Waiting for a happy face,
Or ground to chain my feet."
Scenes the Writer Shows by MB Moshe Trafford Publishing
book review by John E. Roper
"Clinging to my backpack,
I walked the deadened streets.
Waiting for a happy face,
Or ground to chain my feet."
In the past poets sometimes penned their verse on an epic scale or, if opting for shorter pieces, forced their musings into the shape of odes, sonnets, and other regimented forms. Modern poets for the most part have broken with these traditions, choosing instead to write freely with often only a loose sense of structure. Moshe, in this first collection of his poetry, retains a bit of both worlds in his verse. While frequently choosing to rely on common patterns of meter, rhyme, and stanza structure, he occasionally veers away from established patterns to chart his own course.

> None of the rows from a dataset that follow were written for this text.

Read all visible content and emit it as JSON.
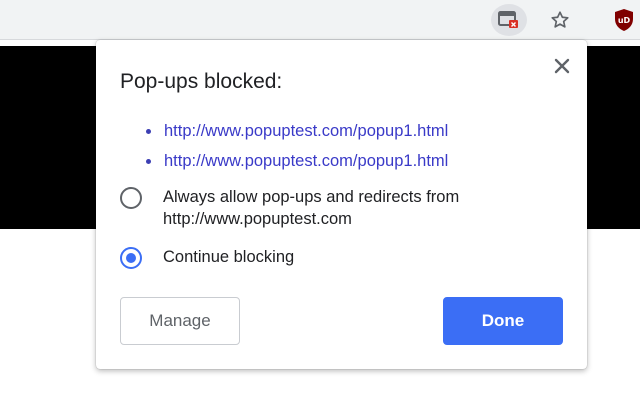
{
  "toolbar": {
    "icons": [
      "popup-blocked-icon",
      "star-icon",
      "ublock-origin-icon"
    ],
    "ublock_badge": "uD"
  },
  "bubble": {
    "title": "Pop-ups blocked:",
    "links": [
      "http://www.popuptest.com/popup1.html",
      "http://www.popuptest.com/popup1.html"
    ],
    "options": [
      {
        "label_line1": "Always allow pop-ups and redirects from",
        "label_line2": "http://www.popuptest.com",
        "checked": false
      },
      {
        "label_line1": "Continue blocking",
        "label_line2": "",
        "checked": true
      }
    ],
    "manage_label": "Manage",
    "done_label": "Done",
    "accent_color": "#3b6ef5"
  }
}
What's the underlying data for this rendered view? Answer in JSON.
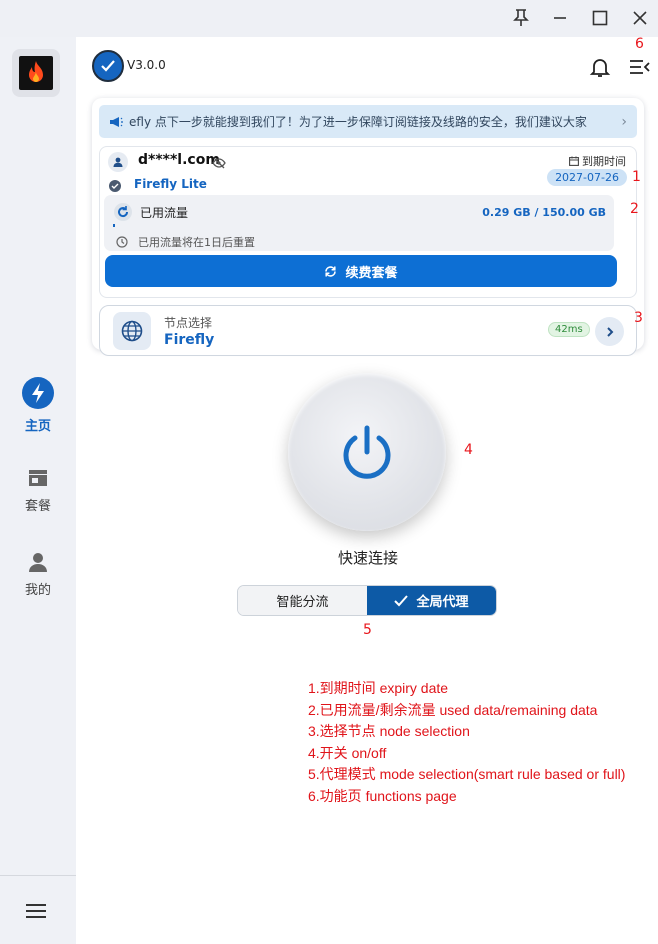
{
  "window": {
    "pin_icon": "pin-icon",
    "minimize_icon": "minimize-icon",
    "maximize_icon": "maximize-icon",
    "close_icon": "close-icon"
  },
  "sidebar": {
    "logo_icon": "flame-icon",
    "items": [
      {
        "label": "主页",
        "icon": "lightning-icon",
        "active": true
      },
      {
        "label": "套餐",
        "icon": "store-icon",
        "active": false
      },
      {
        "label": "我的",
        "icon": "person-icon",
        "active": false
      }
    ],
    "menu_icon": "hamburger-icon"
  },
  "header": {
    "version": "V3.0.0",
    "notification_icon": "bell-icon",
    "functions_icon": "menu-collapse-icon"
  },
  "notice": {
    "text": "efly 点下一步就能搜到我们了！为了进一步保障订阅链接及线路的安全，我们建议大家"
  },
  "account": {
    "email": "d****l.com",
    "plan": "Firefly Lite",
    "expiry_label": "到期时间",
    "expiry_date": "2027-07-26",
    "traffic_label": "已用流量",
    "traffic_value": "0.29 GB / 150.00 GB",
    "traffic_used_fraction": 0.002,
    "reset_text": "已用流量将在1日后重置",
    "renew_label": "续费套餐"
  },
  "node": {
    "label": "节点选择",
    "name": "Firefly",
    "latency": "42ms"
  },
  "connect": {
    "label": "快速连接"
  },
  "mode": {
    "options": [
      "智能分流",
      "全局代理"
    ],
    "selected": "全局代理"
  },
  "annotations": {
    "markers": [
      "1",
      "2",
      "3",
      "4",
      "5",
      "6"
    ],
    "legend": [
      "1.到期时间 expiry date",
      "2.已用流量/剩余流量 used data/remaining data",
      "3.选择节点 node selection",
      "4.开关 on/off",
      "5.代理模式 mode selection(smart rule based or full)",
      "6.功能页 functions page"
    ]
  },
  "colors": {
    "accent": "#1565c0",
    "button": "#0d6fd4",
    "annotation": "#e8161c"
  }
}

Offering snapshots of his life, the lives of others, and of the many places he has journeyed to, Moshe has cobbled together a collection that reads at times like a confessional and at others like a poetic travelogue. He shows his strengths as an observer especially in the latter type of poems and manages to craft for his readers a competent verbal picture of all he sees. In some cases, such as in the poem "The Best Farthings Spent," he goes one step further by including photographs that complement what he is describing. A unique feature of this poem and of some of the others written in a similar vein is that he adopts the region's dialect and vocabulary to heighten the piece's effectiveness.
Whether describing the bar scene in Ireland, the slow shuffle of a hustler through town, or a supposed friend who expresses surprise that the author actually wrote a book by himself, Moshe's poems exude a rare vitality and function as the perfect vehicles for the poet to show readers the world as he sees it.